There are several position levels within the Office of Protection Services:
- Smithsonian Museum protection officers are designated as "special police" under the US Code (Title 40, Chapter 63, §6306) and have limited police powers. They undergo training in CPR, firearm use, arrest, handcuff procedures, and pepper spray use. They are assigned to one of nineteen Smithsonian museums or research sites in New York City, Maryland, Virginia, or the District of Columbia. There is also a specialized K-9 unit with bomb-detection dogs that patrol museum grounds. Officers utilize patrol vehicles for most sites in D.C. as well as ATV and Boats for the facility in Maryland. Officers are armed with revolvers
- Smithsonian Museum physical security specialists and Supervisory physical security specialists assist in overseeing the protection operations at individual sites.

National Zoological Park Police patch

- US National Zoological Park Police officers are specifically assigned to the National Zoo and the Smithsonian Conservation Biology Institute in Front Royal, Virginia. The National Zoological Park Police is one of the oldest police forces in the District of Columbia. According to the official National Zoo Website, the Zoological Police was one of the original five police agencies in D.C. created in 1889. The 163 acre National Zoo is a Smithsonian facility in the District of Columbia and is staffed 24 hours a day by full-time US National Zoological Park police officers. The National Zoo also maintains a 3200-acre Research facility (Smithsonian Conservation Biology Institute; SCBI) in Front Royal, Virginia; which is staffed by members of the National Zoological Park Police.

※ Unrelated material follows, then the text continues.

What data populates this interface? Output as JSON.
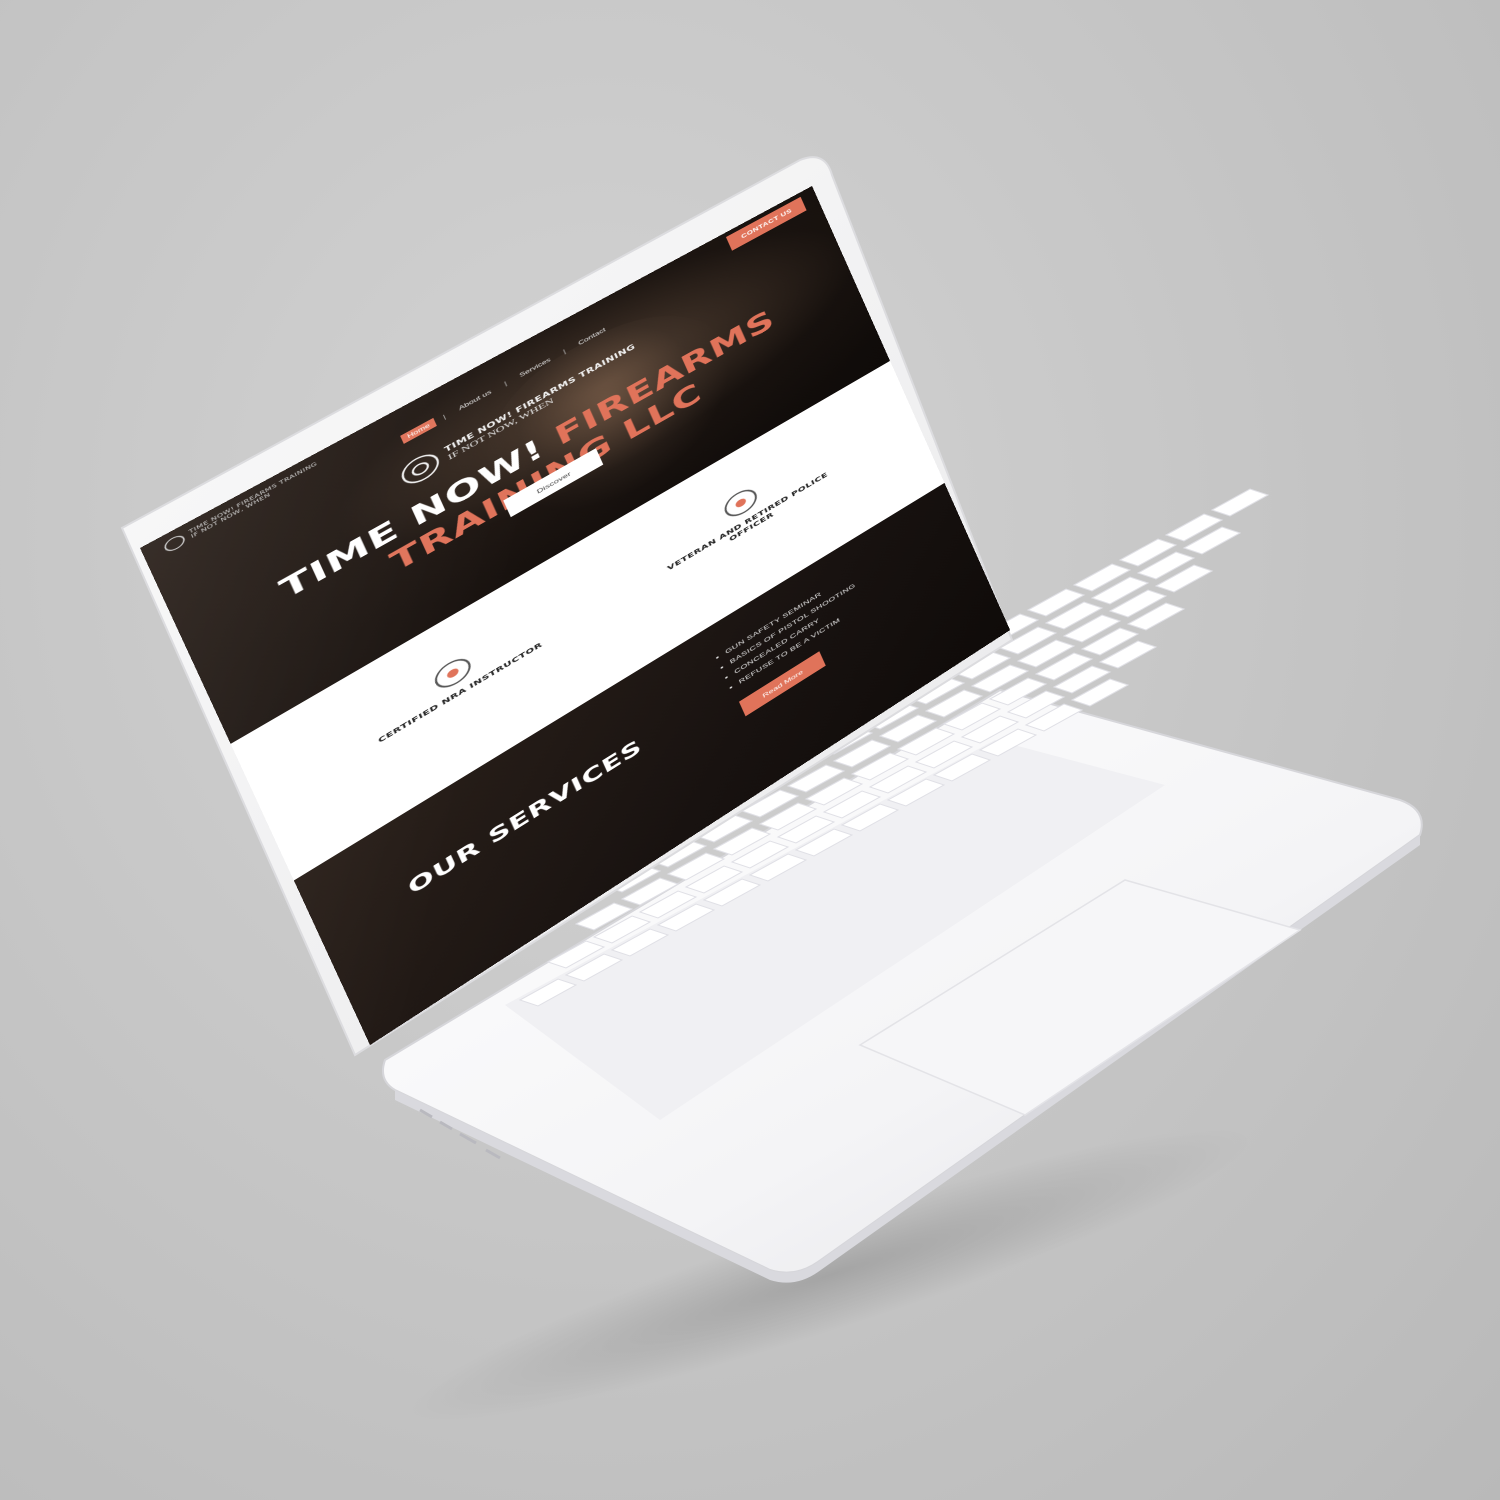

NZPP officers are Federal law enforcement officers and carry full law enforcement jurisdiction within the District of Columbia and Virginia that work closely with the Metropolitan Police Department and the US Park Police, as well as other federal law enforcement agencies to include Virginia Law Enforcement Authorities.

==Law Enforcement Union membership==
Smithsonian Museum officers in New York state and District of Columbia belong to the American Federation of Government Employees (AFGE) Local 2463.